The Afghan

Avenger

The Phantom of Manhattan

 
The Cobra
by Frederick Forsyth
(Putnam, $26.95, V) ISBN 978-0-399-15680-9
*****
Beginning with The Day of the Jackal, Frederick Forsythe has continued to hone his writing skills, each subsequent novel different but just as compelling. The Cobra is perhaps his most meticulously researched and carefully written novel yet, leaving the reader wondering which parts are truly fiction.

The burgeoning cocaine trade is brought to the attention of the President of the United States when the teenage grandson of one of the kitchen servers overdoses on cocaine and dies. He challenges the DEA to determine whether or not the trade could be extinguished and, if so, how. Reading the report offered, the President consults with Homeland Security and the other 13 primary intelligence gathering groups of the US. The advice of Peter Devereaux, a retired special ops officer of an old aristocratic Massachusetts family, is sought. He had been retired early because of his utter ruthlessness.

Spending several months investigating if and how the cartel could be destroyed brought Deveraux to the conclusion that it could be, if certain of his conditions were met. They require a deposit of two billion dollars as working capital with total discretion for the spending of it and no accountability for his actions, together with the full support of all military and security agencies, with no questions asked. The President complies, appointing Jonathan Silver as the liaison. Devereaux had been known as the Cobra and the aptness of his name and the code name for the project becomes quickly apparent.

The cocaine trade had become centralized in Colombia again and the head of the agglomerated syndicate is Don Diego Esteban. His board consists of carefully delineated compartments. Emilio Sanchez is head of production, which entails dealing with the peasants to acquire product and reducing it to the paste necessary to convert it to the white powder the world is so unfortunately familiar with. One kilo or 2.2 pounds rises in value from $4000 to $70,000 dollars just by traveling the three thousand miles from the coast of Columbia to the US or the 5000 miles to Europe. Thereafter, there may be twenty traders between the cartel and the end user; each potentially adulterating the product often with ketamine to increase volume and profit.

Another board member Alfredo Suarez is head of transportation who ensures the delivery of product to purchasers. Jose-Maria Largo is in charge of merchandising and concluding the deals with purchasing gangs spread throughout the world. Robert Cardenas is the facilitator or briber of customs officials throughout the world, and greatly feared Paco Valdez, the misanthropic cruel and merciless "Enforcer." Finally, in charge of laundering the profits is Julio Luz, an attorney who dealt in financial and banking law. Well organized, the cartel is amassing billions of dollars profit yearly.
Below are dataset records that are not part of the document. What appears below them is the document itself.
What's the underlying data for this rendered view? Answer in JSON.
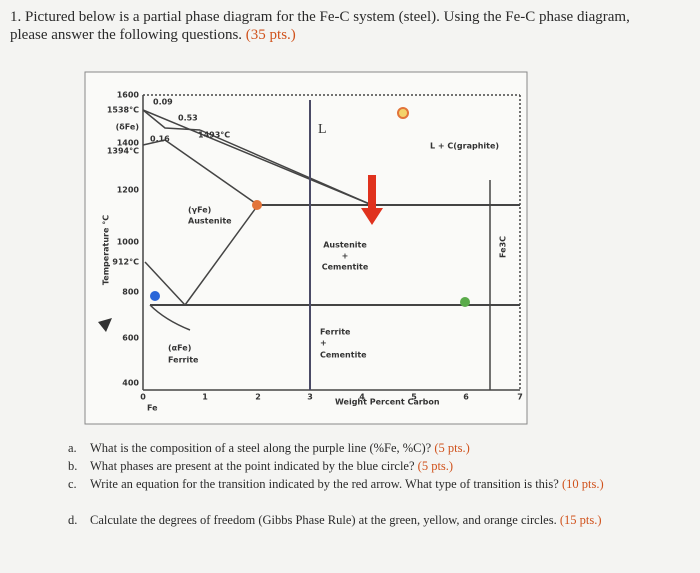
{
  "question": {
    "number": "1.",
    "text": "Pictured below is a partial phase diagram for the Fe-C system (steel). Using the Fe-C phase diagram, please answer the following questions.",
    "points": "(35 pts.)"
  },
  "diagram": {
    "y_axis_label": "Temperature °C",
    "x_axis_label": "Weight Percent Carbon",
    "origin_label": "Fe",
    "y_labels": [
      "1600",
      "1538°C",
      "(δFe)",
      "1400",
      "1394°C",
      "1200",
      "1000",
      "912°C",
      "800",
      "600",
      "400"
    ],
    "x_labels": [
      "0",
      "1",
      "2",
      "3",
      "4",
      "5",
      "6",
      "7"
    ],
    "annotations": [
      "0.09",
      "0.53",
      "0.16",
      "1493°C"
    ],
    "regions": [
      "L",
      "L + C(graphite)",
      "(γFe)",
      "Austenite",
      "Austenite",
      "+",
      "Cementite",
      "(αFe)",
      "Ferrite",
      "Ferrite",
      "+",
      "Cementite",
      "Fe3C"
    ]
  },
  "subquestions": [
    {
      "letter": "a.",
      "text": "What is the composition of a steel along the purple line (%Fe, %C)?",
      "points": "(5 pts.)"
    },
    {
      "letter": "b.",
      "text": "What phases are present at the point indicated by the blue circle?",
      "points": "(5 pts.)"
    },
    {
      "letter": "c.",
      "text": "Write an equation for the transition indicated by the red arrow. What type of transition is this?",
      "points": "(10 pts.)"
    },
    {
      "letter": "d.",
      "text": "Calculate the degrees of freedom (Gibbs Phase Rule) at the green, yellow, and orange circles.",
      "points": "(15 pts.)"
    }
  ]
}
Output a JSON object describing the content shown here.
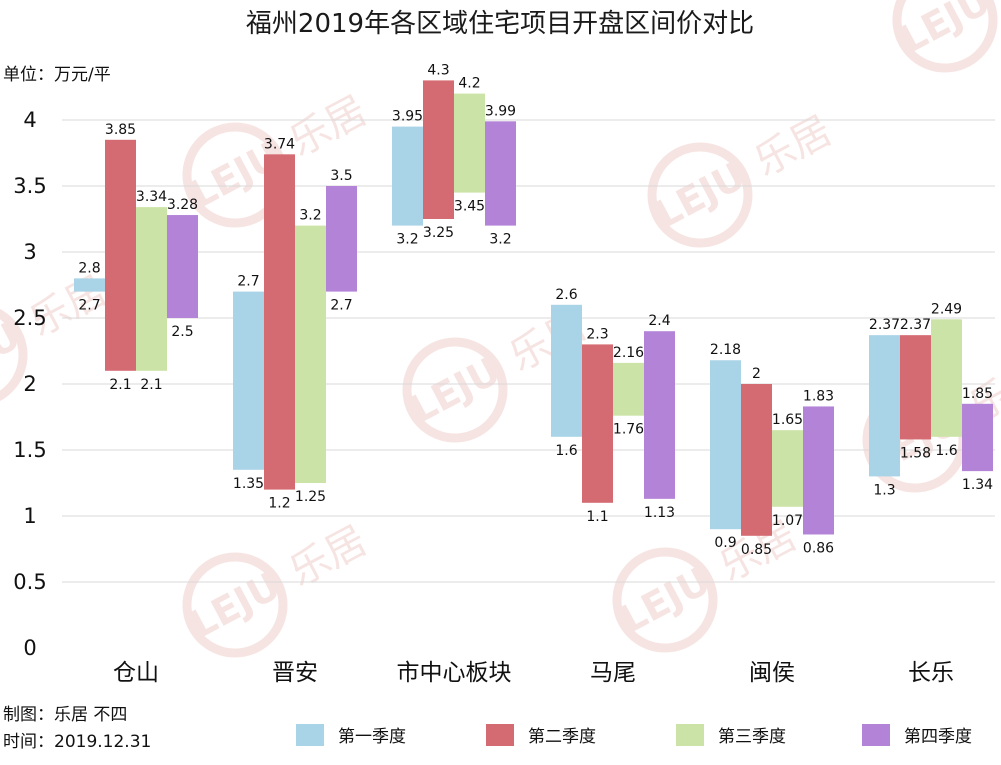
{
  "chart_data": {
    "type": "bar",
    "subtype": "floating-range",
    "title": "福州2019年各区域住宅项目开盘区间价对比",
    "unit_label": "单位：万元/平",
    "categories": [
      "仓山",
      "晋安",
      "市中心板块",
      "马尾",
      "闽侯",
      "长乐"
    ],
    "ylim": [
      0,
      4.3
    ],
    "yticks": [
      "0",
      "0.5",
      "1",
      "1.5",
      "2",
      "2.5",
      "3",
      "3.5",
      "4"
    ],
    "ytick_values": [
      0,
      0.5,
      1,
      1.5,
      2,
      2.5,
      3,
      3.5,
      4
    ],
    "grid": true,
    "legend_position": "bottom",
    "series": [
      {
        "name": "第一季度",
        "color": "#a9d3e6",
        "low": [
          2.7,
          1.35,
          3.2,
          1.6,
          0.9,
          1.3
        ],
        "high": [
          2.8,
          2.7,
          3.95,
          2.6,
          2.18,
          2.37
        ],
        "low_labels": [
          "2.7",
          "1.35",
          "3.2",
          "1.6",
          "0.9",
          "1.3"
        ],
        "high_labels": [
          "2.8",
          "2.7",
          "3.95",
          "2.6",
          "2.18",
          "2.37"
        ]
      },
      {
        "name": "第二季度",
        "color": "#d46a72",
        "low": [
          2.1,
          1.2,
          3.25,
          1.1,
          0.85,
          1.58
        ],
        "high": [
          3.85,
          3.74,
          4.3,
          2.3,
          2.0,
          2.37
        ],
        "low_labels": [
          "2.1",
          "1.2",
          "3.25",
          "1.1",
          "0.85",
          "1.58"
        ],
        "high_labels": [
          "3.85",
          "3.74",
          "4.3",
          "2.3",
          "2",
          "2.37"
        ]
      },
      {
        "name": "第三季度",
        "color": "#cbe3a6",
        "low": [
          2.1,
          1.25,
          3.45,
          1.76,
          1.07,
          1.6
        ],
        "high": [
          3.34,
          3.2,
          4.2,
          2.16,
          1.65,
          2.49
        ],
        "low_labels": [
          "2.1",
          "1.25",
          "3.45",
          "1.76",
          "1.07",
          "1.6"
        ],
        "high_labels": [
          "3.34",
          "3.2",
          "4.2",
          "2.16",
          "1.65",
          "2.49"
        ]
      },
      {
        "name": "第四季度",
        "color": "#b383d8",
        "low": [
          2.5,
          2.7,
          3.2,
          1.13,
          0.86,
          1.34
        ],
        "high": [
          3.28,
          3.5,
          3.99,
          2.4,
          1.83,
          1.85
        ],
        "low_labels": [
          "2.5",
          "2.7",
          "3.2",
          "1.13",
          "0.86",
          "1.34"
        ],
        "high_labels": [
          "3.28",
          "3.5",
          "3.99",
          "2.4",
          "1.83",
          "1.85"
        ]
      }
    ]
  },
  "credits": {
    "maker": "制图：乐居 不四",
    "date": "时间：2019.12.31"
  },
  "watermark": {
    "logo_text": "LEJU",
    "brand_text": "乐居"
  }
}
Devereaux analyzes the weak point to be the transportation of product to Europe and to the US as the financial loss from impounded cocaine is borne by the cartel up until the point and place of delivery and acceptance by the gangs. Credit worthy gangs could obtain delivery with 50% down, others paid 100% on order.

What follows is the multi-pronged attack by the Cobra on the cartel. It might have become boring if it were totally linear, but the author adds enough twists to leave the reader at the end wondering if they ever understood exactly what was going on. It does appear from first reading to be an unequaled game plan for a DEA that could function without accountability...the reader is also left wondering how wise that would be.